Hmisc (version 5.0-1)

princmp: princmp

Description

Enhanced Output for Principal and Sparse Principal Components

Usage

princmp(
  formula,
  data = environment(formula),
  method = c("regular", "sparse"),
  k = min(5, p),
  kapprox = min(5, k),
  cor = TRUE,
  offset = 0.8,
  col = 1,
  adj = 0,
  scoef = TRUE,
  orig = TRUE,
  pl = TRUE,
  ylim = NULL,
  add = FALSE,
  sw = FALSE,
  nvmax = 5
)

Value

a k-column matrix with principal component scores, with NAs when the input data had an NA. If k=1 the result is a vector.

Arguments

formula

a formula with no left hand side, or a numeric matrix

data

a data frame or table.
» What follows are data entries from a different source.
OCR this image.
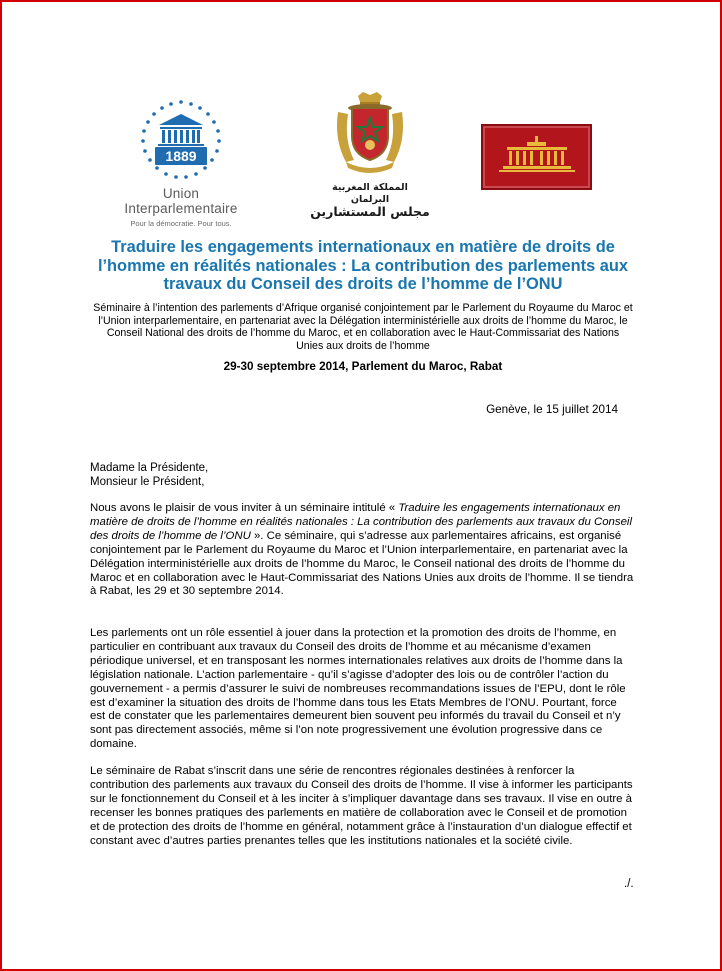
1889
Union Interparlementaire
Pour la démocratie. Pour tous.
المملكة المغربية
البرلمان
مجلس المستشارين
Traduire les engagements internationaux en matière de droits de l’homme en réalités nationales : La contribution des parlements aux travaux du Conseil des droits de l’homme de l’ONU
Séminaire à l’intention des parlements d’Afrique organisé conjointement par le Parlement du Royaume du Maroc et l’Union interparlementaire, en partenariat avec la Délégation interministérielle aux droits de l’homme du Maroc, le Conseil National des droits de l’homme du Maroc, et en collaboration avec le Haut-Commissariat des Nations Unies aux droits de l’homme
29-30 septembre 2014, Parlement du Maroc, Rabat
Genève, le 15 juillet 2014
Madame la Présidente,
Monsieur le Président,

Nous avons le plaisir de vous inviter à un séminaire intitulé « Traduire les engagements internationaux en matière de droits de l’homme en réalités nationales : La contribution des parlements aux travaux du Conseil des droits de l’homme de l’ONU ». Ce séminaire, qui s’adresse aux parlementaires africains, est organisé conjointement par le Parlement du Royaume du Maroc et l’Union interparlementaire, en partenariat avec la Délégation interministérielle aux droits de l’homme du Maroc, le Conseil national des droits de l’homme du Maroc et en collaboration avec le Haut-Commissariat des Nations Unies aux droits de l’homme. Il se tiendra à Rabat, les 29 et 30 septembre 2014.

Les parlements ont un rôle essentiel à jouer dans la protection et la promotion des droits de l’homme, en particulier en contribuant aux travaux du Conseil des droits de l’homme et au mécanisme d’examen périodique universel, et en transposant les normes internationales relatives aux droits de l’homme dans la législation nationale. L’action parlementaire - qu’il s’agisse d’adopter des lois ou de contrôler l’action du gouvernement - a permis d’assurer le suivi de nombreuses recommandations issues de l’EPU, dont le rôle est d’examiner la situation des droits de l’homme dans tous les Etats Membres de l’ONU. Pourtant, force est de constater que les parlementaires demeurent bien souvent peu informés du travail du Conseil et n’y sont pas directement associés, même si l’on note progressivement une évolution progressive dans ce domaine.

Le séminaire de Rabat s’inscrit dans une série de rencontres régionales destinées à renforcer la contribution des parlements aux travaux du Conseil des droits de l’homme. Il vise à informer les participants sur le fonctionnement du Conseil et à les inciter à s’impliquer davantage dans ses travaux. Il vise en outre à recenser les bonnes pratiques des parlements en matière de collaboration avec le Conseil et de promotion et de protection des droits de l’homme en général, notamment grâce à l’instauration d’un dialogue effectif et constant avec d’autres parties prenantes telles que les institutions nationales et la société civile.

./.
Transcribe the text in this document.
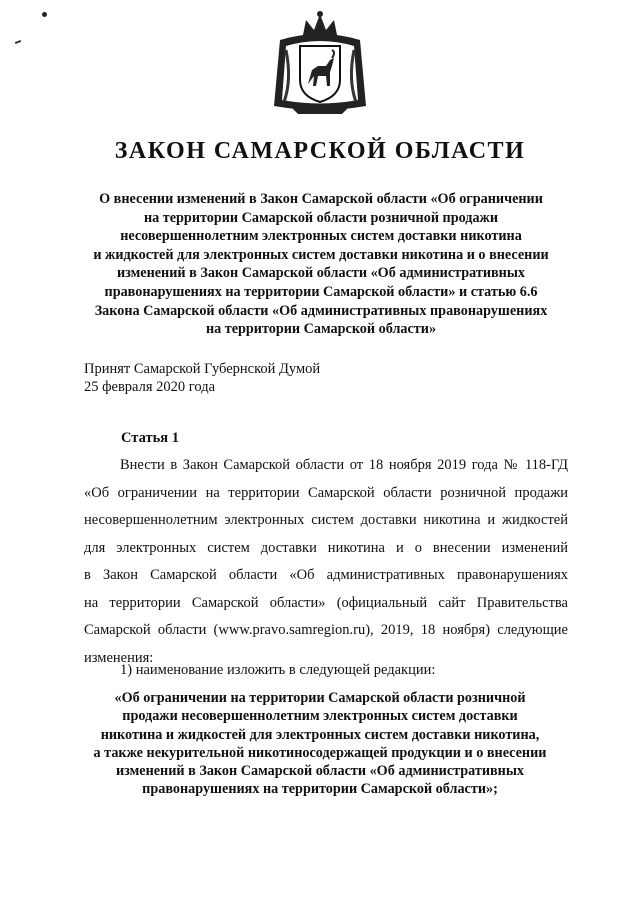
ЗАКОН САМАРСКОЙ ОБЛАСТИ
О внесении изменений в Закон Самарской области «Об ограничении
на территории Самарской области розничной продажи
несовершеннолетним электронных систем доставки никотина
и жидкостей для электронных систем доставки никотина и о внесении
изменений в Закон Самарской области «Об административных
правонарушениях на территории Самарской области» и статью 6.6
Закона Самарской области «Об административных правонарушениях
на территории Самарской области»
Принят Самарской Губернской Думой
25 февраля 2020 года
Статья 1
Внести в Закон Самарской области от 18 ноября 2019 года № 118-ГД
«Об ограничении на территории Самарской области розничной продажи
несовершеннолетним электронных систем доставки никотина и жидкостей
для электронных систем доставки никотина и о внесении изменений
в Закон Самарской области «Об административных правонарушениях
на территории Самарской области» (официальный сайт Правительства
Самарской области (www.pravo.samregion.ru), 2019, 18 ноября) следующие
изменения:
1) наименование изложить в следующей редакции:
«Об ограничении на территории Самарской области розничной
продажи несовершеннолетним электронных систем доставки
никотина и жидкостей для электронных систем доставки никотина,
а также некурительной никотиносодержащей продукции и о внесении
изменений в Закон Самарской области «Об административных
правонарушениях на территории Самарской области»;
By default variables come from the calling environment.

method

specifies whether to use regular or sparse principal components are computed

k

the number of components to plot, display, and return

kapprox

the number of components to approximate with stepwise regression when sw=TRUE

cor

set to FALSE to compute PCs on the original data scale, which is useful if all variables have the same units of measurement

offset

controls positioning of text labels for cumulative fraction of variance explained

col

color of plotted text

adj

angle for plotting text

scoef

set to FALSE to not print coefficients (loadings) of standardized variables

orig

set to FALSE to not show coefficients on the original scale

pl

set to FALSE to not make the scree plot

ylim

y-axis plotting limits, a 2-vector

add

set to TRUE to add to an existing plot

sw

set to TRUE to run stepwise regression PC prediction/approximation

nvmax

maximum number of predictors to allow in stepwise regression PC approximations

Author

Frank Harrell

Details

Expands any categorical predictors into indicator variables, and calls princomp (if method='regular' (the default)) or sPCAgrid in the pcaPP package (method='sparse') to compute lasso-penalized sparse principal components. By default all variables are first scaled by their standard deviation after observations with any NAs on any variables in formula are removed. Loadings of standardized variables, and if orig=TRUE loadings on the original data scale are printed. If pl=TRUE a scree plot is drawn with text added to indicate cumulative proportions of variance explained. If sw=TRUE, the leaps package regsubsets function is used to approximate the PCs using forward stepwise regression with the original variables as individual predictors.